What are the benefits of Open Data?

Next came a quick question from Danny: “What are the benefits of Open Data”? followed by an immediate riposte from Rafael: “What aren’t the benefits of Open Data?”. Rafael explained that open data led to transparency in research, re-usability of data, benchmarking, integration, new discoveries and, most importantly, sharing data kept it alive. If data was not shared and instead simply kept on the computer’s hard drive, no one would remember it months after the initial publication. Sharing is the only way in which data can be used, cited, and built upon years after the publication. Frances added that research data originating from publicly funded research was funded by tax payers. Therefore, the value of research data should be maximised. Data sharing is important for research integrity and reproducibility and for ensuring better quality of science. Sarah said that the biggest benefit of sharing data was the wealth of re-uses of research data, which often could not be imagined at the time of creation.

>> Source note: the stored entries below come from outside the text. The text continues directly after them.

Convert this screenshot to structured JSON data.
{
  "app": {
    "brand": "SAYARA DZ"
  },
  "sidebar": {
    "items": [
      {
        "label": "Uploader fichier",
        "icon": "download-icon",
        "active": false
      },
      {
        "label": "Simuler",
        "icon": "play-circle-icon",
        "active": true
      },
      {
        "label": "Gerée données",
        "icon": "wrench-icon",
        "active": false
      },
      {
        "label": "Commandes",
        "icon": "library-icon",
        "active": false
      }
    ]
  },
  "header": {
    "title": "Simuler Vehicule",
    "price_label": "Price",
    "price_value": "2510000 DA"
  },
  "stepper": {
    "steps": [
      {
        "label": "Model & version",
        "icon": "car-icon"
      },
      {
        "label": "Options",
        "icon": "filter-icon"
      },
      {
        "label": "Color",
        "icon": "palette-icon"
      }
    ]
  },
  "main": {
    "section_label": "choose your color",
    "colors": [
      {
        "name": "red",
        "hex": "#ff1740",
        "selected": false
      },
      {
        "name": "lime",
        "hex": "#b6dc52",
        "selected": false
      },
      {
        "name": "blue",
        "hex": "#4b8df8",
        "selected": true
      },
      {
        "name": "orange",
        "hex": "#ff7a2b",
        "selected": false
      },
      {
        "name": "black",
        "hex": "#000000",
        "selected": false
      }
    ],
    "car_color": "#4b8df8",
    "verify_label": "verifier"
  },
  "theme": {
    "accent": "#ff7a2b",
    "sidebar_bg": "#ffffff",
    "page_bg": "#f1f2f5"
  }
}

Finally, Tim concluded that sharing of research is what made the wheels of science turn. He inspired further discussions by strong statements: “Sharing is not an if, it is a must – science is about sharing, science is about collectively coming to truths that you can then build on. If you don’t share enough information so that people can validate and build up on your findings, then it basically isn’t science – it’s just beliefs and opinions.”

Tim also stressed that if open science became institutionalised, and mandated through policies and rules, it would take a very long time before individual researchers would fully embrace it and start sharing their research as the default position.

I personally strongly agree with Tim’s statement. Mandating sharing without providing the support for it will lead to a perception that sharing is yet another administrative burden, and researchers will adopt the ‘minimal compliance’ approach towards sharing. We often observe this attitude amongst EPSRC-funded researchers (EPSRC is one of the UK funders with the strictest policy for sharing of research data). Instead, institutions should provide infrastructure, services, support and encouragement for sharing.

Big data

Data sharing is not without problems. One of the biggest issues nowadays it the problem of sharing of big data. Rafael stressed that with big data, it was extremely expensive not only to share, but even to store the data long-term. He stated that the biggest bottleneck in progress was to bridge the gap between the capacity to generate the data, and the capacity to make it useful. Tim admitted that sharing of big data was indeed difficult at the moment, but that the need would certainly drive innovation. He recalled that in the past people did not think that one day it would be possible just to stream videos instead of buying DVDs. Nowadays technologies exist which allow millions of people to watch the webcast of a live match at the same time – the need developed the tools. More and more people are looking at new ways of chunking and parallelisation of data downloads. Additionally, there is a change in the way in which the analysis is done – more and more of it is done remotely on central servers, and this eliminates the technical barriers of access to data.

Personal/sensitive data

Frances mentioned that in the case of personal and sensitive data, sharing was not as simple as in basic sciences disciplines. Especially in medical research, it often required provision of controlled access to data. It was not only important who would get the data, but also what they would do with it. Frances agreed with Tim that perhaps what was needed is a paradigm shift – that questions should be sent to the data, and not the data sent to the questions.

Shades of grey: in-between “open” and “closed”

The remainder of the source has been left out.